After hearing about LJ's weight gain and your description of her increased risk for heart disease and diabetes, the mother and grandmother decide it is “time to do something.” They propose to limit the night-time snacking and let LJ go outdoors after school and finish her homework after dinner. The grandmother also says she will save LJ's school snack money and buy her something special (not food), as well as try to come up with a healthier snack after school.
You order laboratory studies to evaluate LJ's risk for metabolic syndrome, nonalcoholic steatohepatitis (NASH), and dyslipidemia and schedule a return visit for 1 month.
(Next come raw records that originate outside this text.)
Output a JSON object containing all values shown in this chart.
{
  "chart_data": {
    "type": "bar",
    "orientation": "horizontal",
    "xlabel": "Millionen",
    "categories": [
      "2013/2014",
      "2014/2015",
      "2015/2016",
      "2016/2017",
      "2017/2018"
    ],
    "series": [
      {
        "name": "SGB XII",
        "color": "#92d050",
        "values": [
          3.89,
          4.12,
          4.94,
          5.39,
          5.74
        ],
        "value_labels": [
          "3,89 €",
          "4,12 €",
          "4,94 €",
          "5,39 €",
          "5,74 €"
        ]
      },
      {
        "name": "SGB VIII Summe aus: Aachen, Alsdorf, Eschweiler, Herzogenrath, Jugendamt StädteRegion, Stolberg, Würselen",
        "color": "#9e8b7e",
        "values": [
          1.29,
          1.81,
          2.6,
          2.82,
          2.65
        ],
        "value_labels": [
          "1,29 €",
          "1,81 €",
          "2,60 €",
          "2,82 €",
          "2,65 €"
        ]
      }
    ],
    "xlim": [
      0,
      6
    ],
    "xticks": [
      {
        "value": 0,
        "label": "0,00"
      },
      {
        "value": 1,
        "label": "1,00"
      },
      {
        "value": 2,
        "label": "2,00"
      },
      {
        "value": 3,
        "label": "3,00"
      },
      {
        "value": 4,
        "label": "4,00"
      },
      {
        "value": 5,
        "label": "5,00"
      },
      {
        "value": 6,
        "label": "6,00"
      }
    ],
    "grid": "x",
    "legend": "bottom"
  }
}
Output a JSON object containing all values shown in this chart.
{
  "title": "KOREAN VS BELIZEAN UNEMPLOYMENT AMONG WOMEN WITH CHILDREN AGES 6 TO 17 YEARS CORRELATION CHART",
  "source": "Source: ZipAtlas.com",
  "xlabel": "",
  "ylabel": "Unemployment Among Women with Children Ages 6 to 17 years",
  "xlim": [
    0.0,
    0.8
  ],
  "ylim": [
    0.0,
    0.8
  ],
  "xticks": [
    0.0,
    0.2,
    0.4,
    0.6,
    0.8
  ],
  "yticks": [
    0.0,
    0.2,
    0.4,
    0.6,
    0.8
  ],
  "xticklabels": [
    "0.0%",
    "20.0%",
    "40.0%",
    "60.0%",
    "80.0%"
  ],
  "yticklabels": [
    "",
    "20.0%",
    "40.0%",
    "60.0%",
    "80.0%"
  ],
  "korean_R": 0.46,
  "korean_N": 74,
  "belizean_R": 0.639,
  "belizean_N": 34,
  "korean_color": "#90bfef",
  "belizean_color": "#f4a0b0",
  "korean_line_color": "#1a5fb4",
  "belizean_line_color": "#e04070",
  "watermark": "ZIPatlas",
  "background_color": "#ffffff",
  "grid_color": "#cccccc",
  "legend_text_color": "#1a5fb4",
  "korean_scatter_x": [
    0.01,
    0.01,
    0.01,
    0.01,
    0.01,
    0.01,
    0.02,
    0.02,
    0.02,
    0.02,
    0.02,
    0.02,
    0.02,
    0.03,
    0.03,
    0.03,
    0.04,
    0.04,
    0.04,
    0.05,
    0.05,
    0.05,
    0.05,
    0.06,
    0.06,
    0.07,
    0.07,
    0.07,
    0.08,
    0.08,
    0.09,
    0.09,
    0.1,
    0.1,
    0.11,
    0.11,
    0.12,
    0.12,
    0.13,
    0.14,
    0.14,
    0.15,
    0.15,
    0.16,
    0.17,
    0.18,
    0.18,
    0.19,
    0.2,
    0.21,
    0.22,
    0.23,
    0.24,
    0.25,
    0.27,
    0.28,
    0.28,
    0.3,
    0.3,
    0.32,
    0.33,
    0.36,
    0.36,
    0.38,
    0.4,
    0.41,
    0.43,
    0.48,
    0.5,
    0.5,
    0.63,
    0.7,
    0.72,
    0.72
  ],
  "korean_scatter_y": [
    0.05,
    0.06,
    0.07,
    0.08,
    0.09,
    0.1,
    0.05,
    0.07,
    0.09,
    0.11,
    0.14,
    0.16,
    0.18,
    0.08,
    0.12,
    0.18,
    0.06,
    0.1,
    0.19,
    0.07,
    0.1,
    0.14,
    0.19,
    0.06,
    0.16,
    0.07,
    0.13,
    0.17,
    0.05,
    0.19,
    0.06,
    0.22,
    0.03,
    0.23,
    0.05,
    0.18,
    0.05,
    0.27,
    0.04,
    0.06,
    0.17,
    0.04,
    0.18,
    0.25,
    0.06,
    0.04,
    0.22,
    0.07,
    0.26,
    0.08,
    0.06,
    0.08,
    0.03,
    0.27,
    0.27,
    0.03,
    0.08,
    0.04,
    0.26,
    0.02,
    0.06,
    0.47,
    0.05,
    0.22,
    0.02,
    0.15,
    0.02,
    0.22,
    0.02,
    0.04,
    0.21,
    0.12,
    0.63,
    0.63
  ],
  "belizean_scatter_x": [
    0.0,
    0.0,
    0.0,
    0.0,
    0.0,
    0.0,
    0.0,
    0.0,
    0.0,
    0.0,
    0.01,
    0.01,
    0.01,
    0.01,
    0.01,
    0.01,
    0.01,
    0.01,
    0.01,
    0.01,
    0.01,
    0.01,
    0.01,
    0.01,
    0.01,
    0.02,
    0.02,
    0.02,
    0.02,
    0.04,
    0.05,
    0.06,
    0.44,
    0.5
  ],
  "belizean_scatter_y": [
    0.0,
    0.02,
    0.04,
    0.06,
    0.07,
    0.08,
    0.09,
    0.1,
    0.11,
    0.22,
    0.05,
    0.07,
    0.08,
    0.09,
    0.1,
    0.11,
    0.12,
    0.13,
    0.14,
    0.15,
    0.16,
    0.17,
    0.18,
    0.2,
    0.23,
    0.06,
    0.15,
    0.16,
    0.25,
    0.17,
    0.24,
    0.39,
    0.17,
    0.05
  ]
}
One month later, LJ comes back to your office with her grandmother. Her mother is at school but wrote a note saying that the family has been trying hard to work on LJ's weight. In reviewing the results from the laboratory studies you just received, you see that LJ has an increased triglyceride level of 175 mg/dL and a high fasting insulin level of 40 µU/mL, with all other studies within normal limits. You weigh LJ and she has lost 1 lb. The grandmother says the family is “doing well,” but about 2 weeks after the last visit, a great aunt passed away and this resulted in more eating away from home and decreased exercise. You encourage the family to continue in their efforts and to complete a diet and activity record. You schedule them to return to your office in 1 month. You ask the grandmother to call and check in with your nurse in 1 to 2 weeks to let you know how they are doing.
On the next visit, you find that LJ has lost 3 lb, she is spending time outdoors every day, and the grandmother has been trying to walk with her about 3 days per week. You review diet records and note the family has been choosing fruit or salad for snacks and LJ has begun to pack her lunch 1 or 2 times per week. You encourage them to continue and arrange to see LJ again in 6 weeks.